People argue that we cannot determine prehistoric fact, which relegates evolution to a guessing game. But is it a fact that Abraham Lincoln was a US president? And that he was shot? How do we know? Not a soul is alive today who was alive in Lincoln’s time. We know by correlating evidence. We read the DC newspaper at the time he was shot. Was this corroborated in any Paris newspapers? We see Lincoln’s grave. We make a prediction: if Lincoln was shot and killed, we should see another person sworn in as US president shortly after Lincoln’s purported date of death. We find that this is true. These historical tools we use are the same we use for prehistoric findings and give us the same level of confidence. Evidence leads to a hypothesis from which we develop predictions which bolsters or changes our hypothesis. Natch!
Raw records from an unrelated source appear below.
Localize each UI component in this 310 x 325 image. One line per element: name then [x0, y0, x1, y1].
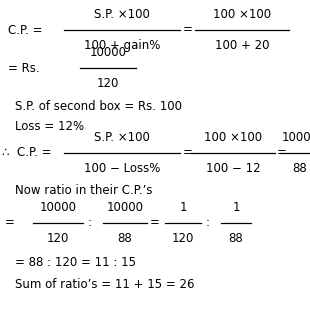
- Text: :: :: [88, 216, 92, 229]
- Text: Now ratio in their C.P.’s: Now ratio in their C.P.’s: [15, 184, 153, 197]
- Text: =: =: [183, 23, 193, 36]
- Text: =: =: [277, 147, 287, 160]
- Text: S.P. ×100: S.P. ×100: [94, 8, 150, 21]
- Text: 100 − Loss%: 100 − Loss%: [84, 162, 160, 175]
- Text: =: =: [150, 216, 160, 229]
- Text: 88: 88: [117, 232, 132, 245]
- Text: :: :: [206, 216, 210, 229]
- Text: Loss = 12%: Loss = 12%: [15, 121, 84, 134]
- Text: =: =: [183, 147, 193, 160]
- Text: 1: 1: [232, 201, 240, 214]
- Text: 100 + gain%: 100 + gain%: [84, 39, 160, 52]
- Text: 88: 88: [229, 232, 243, 245]
- Text: 120: 120: [172, 232, 194, 245]
- Text: 100 + 20: 100 + 20: [215, 39, 269, 52]
- Text: 10000: 10000: [90, 46, 126, 59]
- Text: = 88 : 120 = 11 : 15: = 88 : 120 = 11 : 15: [15, 255, 136, 268]
- Text: 120: 120: [47, 232, 69, 245]
- Text: =: =: [5, 216, 15, 229]
- Text: C.P. =: C.P. =: [8, 23, 42, 36]
- Text: S.P. of second box = Rs. 100: S.P. of second box = Rs. 100: [15, 100, 182, 113]
- Text: = Rs.: = Rs.: [8, 61, 40, 74]
- Text: 1: 1: [179, 201, 187, 214]
- Text: 100 − 12: 100 − 12: [206, 162, 260, 175]
- Text: 100 ×100: 100 ×100: [213, 8, 271, 21]
- Text: 10000: 10000: [107, 201, 144, 214]
- Text: 10000: 10000: [39, 201, 77, 214]
- Text: 10000: 10000: [281, 131, 310, 144]
- Text: 100 ×100: 100 ×100: [204, 131, 262, 144]
- Text: Sum of ratio’s = 11 + 15 = 26: Sum of ratio’s = 11 + 15 = 26: [15, 279, 194, 292]
- Text: 120: 120: [97, 77, 119, 90]
- Text: 88: 88: [293, 162, 308, 175]
- Text: ∴  C.P. =: ∴ C.P. =: [2, 147, 51, 160]
- Text: S.P. ×100: S.P. ×100: [94, 131, 150, 144]
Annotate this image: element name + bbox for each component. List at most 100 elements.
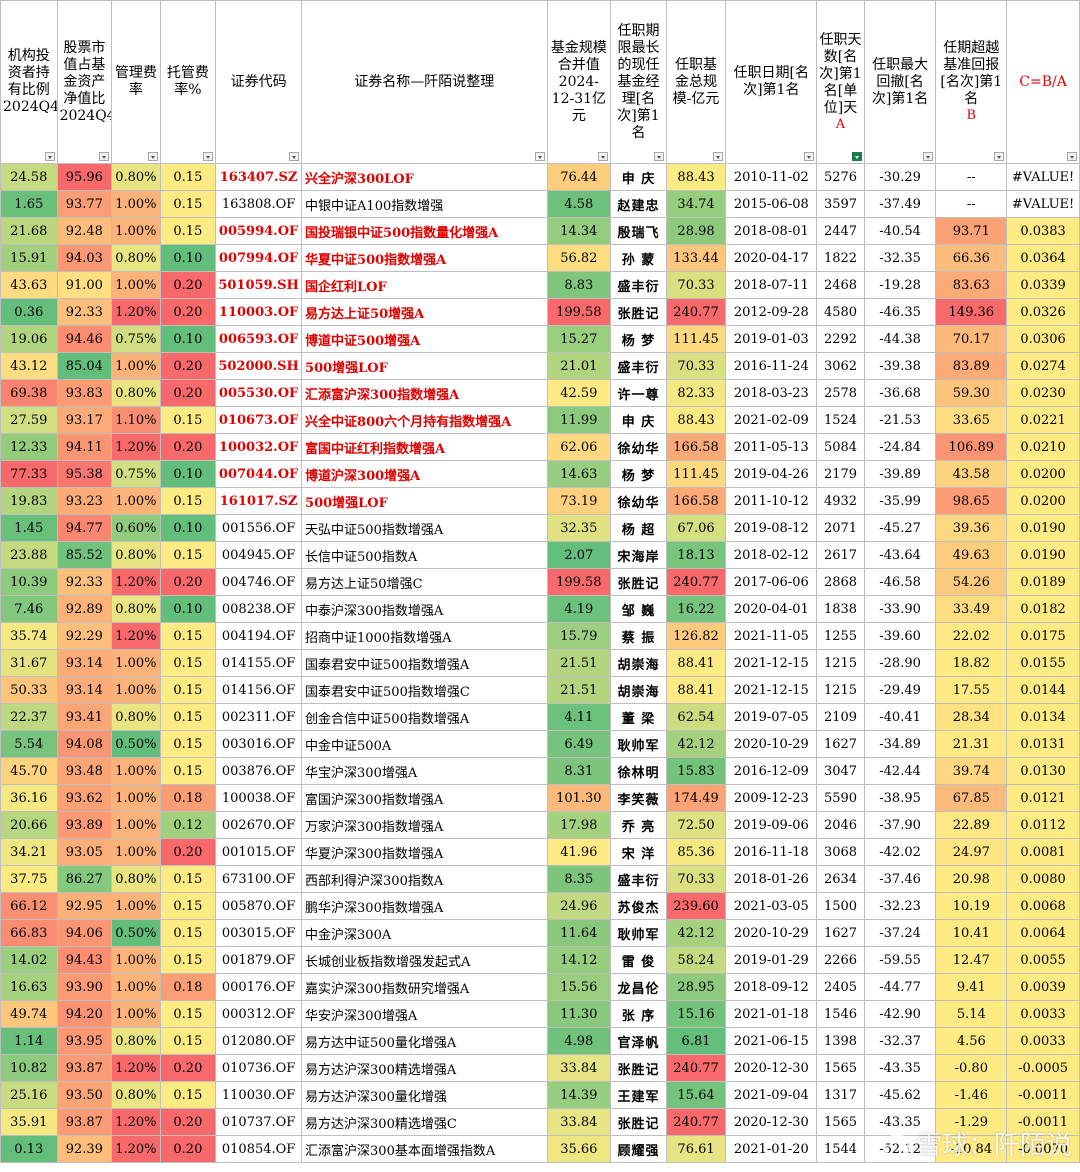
column-header-11[interactable]: 任职最大回撤[名次]第1名 <box>863 0 937 164</box>
manager-aum-cell[interactable]: 67.06 <box>665 514 727 542</box>
max-drawdown-cell[interactable]: -35.99 <box>863 487 937 515</box>
manager-cell[interactable]: 张胜记 <box>610 568 667 596</box>
excess-return-cell[interactable]: -0.80 <box>935 1054 1008 1082</box>
excess-return-cell[interactable]: 9.41 <box>935 973 1008 1001</box>
table-row[interactable]: 31.67 93.14 1.00% 0.15 014155.OF 国泰君安中证500指数增… <box>0 649 1080 677</box>
inst-holding-cell[interactable]: 7.46 <box>0 595 58 623</box>
inst-holding-cell[interactable]: 66.12 <box>0 892 58 920</box>
ratio-cell[interactable]: 0.0121 <box>1006 784 1080 812</box>
manager-aum-cell[interactable]: 18.13 <box>665 541 727 569</box>
manager-cell[interactable]: 申 庆 <box>610 163 667 191</box>
max-drawdown-cell[interactable]: -42.02 <box>863 838 937 866</box>
filter-dropdown-icon[interactable] <box>534 152 545 161</box>
manager-aum-cell[interactable]: 70.33 <box>665 271 727 299</box>
code-cell[interactable]: 005994.OF <box>215 217 303 245</box>
manager-aum-cell[interactable]: 85.36 <box>665 838 727 866</box>
code-cell[interactable]: 000176.OF <box>215 973 303 1001</box>
inst-holding-cell[interactable]: 10.39 <box>0 568 58 596</box>
ratio-cell[interactable]: -0.0011 <box>1006 1108 1080 1136</box>
mgmt-fee-cell[interactable]: 0.80% <box>111 163 161 191</box>
table-row[interactable]: 12.33 94.11 1.20% 0.20 100032.OF 富国中证红利指数增强A 6… <box>0 433 1080 461</box>
fund-size-cell[interactable]: 15.79 <box>546 622 612 650</box>
tenure-days-cell[interactable]: 1565 <box>816 1054 865 1082</box>
name-cell[interactable]: 富国中证红利指数增强A <box>301 433 548 461</box>
column-header-7[interactable]: 任职期限最长的现任基金经理[名次]第1名 <box>610 0 667 164</box>
manager-cell[interactable]: 官泽帆 <box>610 1027 667 1055</box>
custody-fee-cell[interactable]: 0.20 <box>159 1135 217 1163</box>
table-row[interactable]: 19.06 94.46 0.75% 0.10 006593.OF 博道中证500增强A 15… <box>0 325 1080 353</box>
fund-size-cell[interactable]: 14.63 <box>546 460 612 488</box>
code-cell[interactable]: 010673.OF <box>215 406 303 434</box>
custody-fee-cell[interactable]: 0.12 <box>159 811 217 839</box>
name-cell[interactable]: 西部利得沪深300指数A <box>301 865 548 893</box>
code-cell[interactable]: 012080.OF <box>215 1027 303 1055</box>
name-cell[interactable]: 华夏中证500指数增强A <box>301 244 548 272</box>
code-cell[interactable]: 100032.OF <box>215 433 303 461</box>
name-cell[interactable]: 500增强LOF <box>301 487 548 515</box>
inst-holding-cell[interactable]: 15.91 <box>0 244 58 272</box>
stock-ratio-cell[interactable]: 93.62 <box>56 784 113 812</box>
fund-size-cell[interactable]: 11.30 <box>546 1000 612 1028</box>
start-date-cell[interactable]: 2017-06-06 <box>725 568 818 596</box>
custody-fee-cell[interactable]: 0.20 <box>159 1108 217 1136</box>
fund-size-cell[interactable]: 15.27 <box>546 325 612 353</box>
manager-cell[interactable]: 董 梁 <box>610 703 667 731</box>
start-date-cell[interactable]: 2021-12-15 <box>725 676 818 704</box>
name-cell[interactable]: 长城创业板指数增强发起式A <box>301 946 548 974</box>
max-drawdown-cell[interactable]: -45.62 <box>863 1081 937 1109</box>
mgmt-fee-cell[interactable]: 1.20% <box>111 1054 161 1082</box>
custody-fee-cell[interactable]: 0.15 <box>159 1081 217 1109</box>
manager-aum-cell[interactable]: 240.77 <box>665 1108 727 1136</box>
start-date-cell[interactable]: 2016-11-24 <box>725 352 818 380</box>
manager-aum-cell[interactable]: 240.77 <box>665 568 727 596</box>
mgmt-fee-cell[interactable]: 1.00% <box>111 946 161 974</box>
excess-return-cell[interactable]: 93.71 <box>935 217 1008 245</box>
inst-holding-cell[interactable]: 1.14 <box>0 1027 58 1055</box>
manager-aum-cell[interactable]: 126.82 <box>665 622 727 650</box>
tenure-days-cell[interactable]: 1565 <box>816 1108 865 1136</box>
name-cell[interactable]: 国投瑞银中证500指数量化增强A <box>301 217 548 245</box>
custody-fee-cell[interactable]: 0.15 <box>159 892 217 920</box>
custody-fee-cell[interactable]: 0.15 <box>159 163 217 191</box>
table-row[interactable]: 1.14 93.95 0.80% 0.15 012080.OF 易方达中证500量化增强A… <box>0 1027 1080 1055</box>
manager-cell[interactable]: 蔡 振 <box>610 622 667 650</box>
excess-return-cell[interactable]: 24.97 <box>935 838 1008 866</box>
manager-cell[interactable]: 盛丰衍 <box>610 352 667 380</box>
tenure-days-cell[interactable]: 5084 <box>816 433 865 461</box>
manager-cell[interactable]: 杨 梦 <box>610 460 667 488</box>
start-date-cell[interactable]: 2020-10-29 <box>725 919 818 947</box>
max-drawdown-cell[interactable]: -36.68 <box>863 379 937 407</box>
mgmt-fee-cell[interactable]: 1.00% <box>111 649 161 677</box>
tenure-days-cell[interactable]: 2578 <box>816 379 865 407</box>
max-drawdown-cell[interactable]: -19.28 <box>863 271 937 299</box>
custody-fee-cell[interactable]: 0.15 <box>159 946 217 974</box>
name-cell[interactable]: 兴全中证800六个月持有指数增强A <box>301 406 548 434</box>
excess-return-cell[interactable]: 22.02 <box>935 622 1008 650</box>
ratio-cell[interactable]: 0.0134 <box>1006 703 1080 731</box>
code-cell[interactable]: 100038.OF <box>215 784 303 812</box>
code-cell[interactable]: 163407.SZ <box>215 163 303 191</box>
tenure-days-cell[interactable]: 2634 <box>816 865 865 893</box>
table-row[interactable]: 14.02 94.43 1.00% 0.15 001879.OF 长城创业板指数增强发起式… <box>0 946 1080 974</box>
start-date-cell[interactable]: 2019-08-12 <box>725 514 818 542</box>
stock-ratio-cell[interactable]: 94.43 <box>56 946 113 974</box>
manager-aum-cell[interactable]: 16.22 <box>665 595 727 623</box>
code-cell[interactable]: 005870.OF <box>215 892 303 920</box>
fund-size-cell[interactable]: 33.84 <box>546 1054 612 1082</box>
start-date-cell[interactable]: 2021-01-20 <box>725 1135 818 1163</box>
custody-fee-cell[interactable]: 0.15 <box>159 541 217 569</box>
fund-size-cell[interactable]: 14.34 <box>546 217 612 245</box>
tenure-days-cell[interactable]: 2468 <box>816 271 865 299</box>
fund-size-cell[interactable]: 76.44 <box>546 163 612 191</box>
max-drawdown-cell[interactable]: -39.89 <box>863 460 937 488</box>
name-cell[interactable]: 招商中证1000指数增强A <box>301 622 548 650</box>
custody-fee-cell[interactable]: 0.10 <box>159 460 217 488</box>
filter-dropdown-icon[interactable] <box>653 152 664 161</box>
mgmt-fee-cell[interactable]: 1.00% <box>111 811 161 839</box>
manager-cell[interactable]: 杨 超 <box>610 514 667 542</box>
stock-ratio-cell[interactable]: 92.33 <box>56 568 113 596</box>
fund-size-cell[interactable]: 199.58 <box>546 298 612 326</box>
manager-cell[interactable]: 耿帅军 <box>610 919 667 947</box>
name-cell[interactable]: 鹏华沪深300指数增强A <box>301 892 548 920</box>
excess-return-cell[interactable]: 20.98 <box>935 865 1008 893</box>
Evolution is also sometimes dismissed as an invention. “You can make up whatever facts you want.” No, you can’t. Facts exist regardless of who looks at them. You can make up whatever truth you want and you can certainly have whatever opinion you want, but you can’t make up facts. This is closely followed by the statement that we all have our own truth. Again, I agree. You get to make up your own truth. But you don’t get to make up your own facts. Facts, as described above, exist independent of the observer. You can interpret how a fact fits into your worldview but, as they say, the facts remain.
Science and Religion
What is the difference between a scientific fact and a religious fact? Aren’t they the same thing? No, and there are two keys to understand: source and objectivity. On my desk is a piece of fool’s gold. We can look up the geological definition if we want and I’ll guess that the clump weighs fifty grams. These are observations that exist apart from me, the observer. Each observation can be verified by anyone with the right tools who knows how to use them. So, here is a fact, and its source is empirical. Contrast this with a religious statement: Jesus can save you from drug addiction. It’s true that many people quit using drugs when they become a Christian. It’s just as true that many non-Christians quit using drugs. It’s also true that many Christians use drugs. There is simply no way to measure this statement. And how would you set up an experiment to test your theory that Jesus can save from drug addiction? How would you isolate the variable? And however strongly you believe the statement to be true, I can find ten people who disagree with you. These statements simply don’t approach the rigors of fact and scientific inquiry and are mere opinions. I’m not saying there is no religious fact, just that it is not a scientific fact.